“Junior gets a degree and they get to enjoy the fruits of their labor thanks to Uncle Sam”
The cost of a college degree in this country is soaring, with nothing but future skyrocketing in sight. A recent CNN Special Report Ivory Tower [ link ] highlighted the point with alarming acuity. “Student loan debt in the United States grew to over $1.2 trillion and tuition increases continued at nearly triple the rate of inflation.”
Beyond the philosophical question of whether college is worth it, most parents want their kids to get that degree, and they will figure out how to pay for it. High-income business owners might have more money than most to fund that tuition bill but wouldn’t it be nice if Uncle Sam were footing the bill instead? A well- designed Defined Benefit Plan will help you achieve that.
College is a hotly debated topic in the initial stages of planning discussions among Financial Advisors and those business clients. One child might be getting ready to head off to those hallowed halls, with another one waiting in the wings to leave the nest in a couple years.

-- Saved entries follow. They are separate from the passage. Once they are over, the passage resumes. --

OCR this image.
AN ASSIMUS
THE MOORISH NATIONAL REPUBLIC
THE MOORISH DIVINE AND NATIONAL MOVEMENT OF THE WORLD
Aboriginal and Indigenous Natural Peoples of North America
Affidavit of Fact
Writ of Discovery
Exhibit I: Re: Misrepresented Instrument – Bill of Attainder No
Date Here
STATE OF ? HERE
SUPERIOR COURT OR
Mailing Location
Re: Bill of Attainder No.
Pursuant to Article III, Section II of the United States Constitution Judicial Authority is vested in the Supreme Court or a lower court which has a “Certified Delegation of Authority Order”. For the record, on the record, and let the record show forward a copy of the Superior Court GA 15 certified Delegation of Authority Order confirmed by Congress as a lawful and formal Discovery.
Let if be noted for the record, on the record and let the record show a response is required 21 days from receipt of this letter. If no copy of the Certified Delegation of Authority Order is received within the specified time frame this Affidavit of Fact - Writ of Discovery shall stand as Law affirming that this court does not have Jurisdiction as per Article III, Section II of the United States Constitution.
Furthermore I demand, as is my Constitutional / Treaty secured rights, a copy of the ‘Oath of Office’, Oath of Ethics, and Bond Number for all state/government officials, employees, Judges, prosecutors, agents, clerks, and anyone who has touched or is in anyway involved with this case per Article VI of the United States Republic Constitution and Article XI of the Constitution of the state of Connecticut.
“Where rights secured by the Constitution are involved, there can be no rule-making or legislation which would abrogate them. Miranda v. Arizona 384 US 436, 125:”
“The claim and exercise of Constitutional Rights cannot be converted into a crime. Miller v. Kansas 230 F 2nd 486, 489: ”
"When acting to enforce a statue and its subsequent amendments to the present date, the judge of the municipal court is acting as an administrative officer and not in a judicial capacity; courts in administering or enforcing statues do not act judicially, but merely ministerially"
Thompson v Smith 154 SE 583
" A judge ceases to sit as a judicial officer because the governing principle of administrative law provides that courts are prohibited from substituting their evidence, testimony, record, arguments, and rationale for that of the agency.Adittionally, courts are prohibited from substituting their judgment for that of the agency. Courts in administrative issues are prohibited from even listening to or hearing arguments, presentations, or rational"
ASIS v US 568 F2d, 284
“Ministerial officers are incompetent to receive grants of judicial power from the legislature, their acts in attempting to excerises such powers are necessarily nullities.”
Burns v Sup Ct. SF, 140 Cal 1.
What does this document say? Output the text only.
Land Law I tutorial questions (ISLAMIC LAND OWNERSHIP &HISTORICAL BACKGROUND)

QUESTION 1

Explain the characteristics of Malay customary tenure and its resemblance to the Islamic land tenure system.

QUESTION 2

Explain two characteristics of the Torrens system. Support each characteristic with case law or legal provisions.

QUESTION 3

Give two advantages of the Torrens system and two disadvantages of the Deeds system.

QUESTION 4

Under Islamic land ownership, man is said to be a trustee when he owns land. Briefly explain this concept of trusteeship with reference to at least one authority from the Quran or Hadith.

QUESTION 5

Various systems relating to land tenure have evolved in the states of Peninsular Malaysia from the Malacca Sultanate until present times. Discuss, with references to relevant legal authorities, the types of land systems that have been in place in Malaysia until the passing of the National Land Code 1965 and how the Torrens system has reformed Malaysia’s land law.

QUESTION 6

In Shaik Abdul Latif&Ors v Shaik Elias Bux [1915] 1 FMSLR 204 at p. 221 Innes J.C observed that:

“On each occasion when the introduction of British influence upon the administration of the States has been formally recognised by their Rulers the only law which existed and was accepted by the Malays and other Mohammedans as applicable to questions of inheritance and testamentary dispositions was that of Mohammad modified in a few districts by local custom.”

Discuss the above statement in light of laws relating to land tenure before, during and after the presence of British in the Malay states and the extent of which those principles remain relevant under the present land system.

The overriding theme is that business owners between the ages of 40-60 are faced with a mountain of escalating college costs, along with the fear that cost of living increases, large mortgage payments, lifestyle needs, and saving for their own retirement, will make them fall short in the end.
With the help of a properly designed Defined Benefit Plan, and some basic “pay yourself first” principles (rather than leaving it in the business until the end of the year to pay your tax bill) you may be hard pressed to believe that the IRS will pick up the rest of the tab… and greatly relieve your college cost burden.
Most business owners who fail to see this simple solution make the same mistake consistently; they pay their share of tax on ALL of their income. Throughout the course of a tax year a business owner will generally take a substantial “salary” to meet their monthly home and lifestyle obligations. This same owner who indicates that they cannot afford to enter into a Defined Benefit Plan for even a modest $100,000 annual contribution will then leave that 100K in their business and it will be included as taxable income at the highest tax bracket.
A Defined Benefit Plan contribution ALWAYS creates an initial “double pronged effect”. The most obvious is the immediate large tax deduction realized. In most states that equates to a 40-50% tax deduction, money that in the past would have gone directly to the IRS coffers and stayed there.
Once educated to this common misstep, the business owner now realizes that by setting aside even $100,000 to contribute to a Defined Benefit Plan the 40-50K they had been sending off to the IRS for years as a tax can now be set aside on their side of the ledger annually, thus relieving the college saving stress. This simple approach can be magnified in the Owner’s favor with a $200,000 contribution and now the IRS will foot the college tuition bill for a couple of the Owner’s children.
In addition to the large tax deduction the Defined Benefit Plan creates immediately to cover the rising cost of college, the Owner also has the ability to rapidly catch up on funding of their well-deserved and impending retirement.
So, now the double-pronged effect is complete; college is paid for going forward with the use of the tax deduction now squarely in the Owner’s favor (use of the money saved in the large deduction that in the past has gone off to the IRS). Secondly, the business owner can set aside all of the dollars that reside protected in the Defined Benefit Plan to address their own retirement goals.
Your client is in the driver’s seat. Junior gets a degree and they get to enjoy the fruits of their labor before and during their Golden Years thanks to Uncle Sam.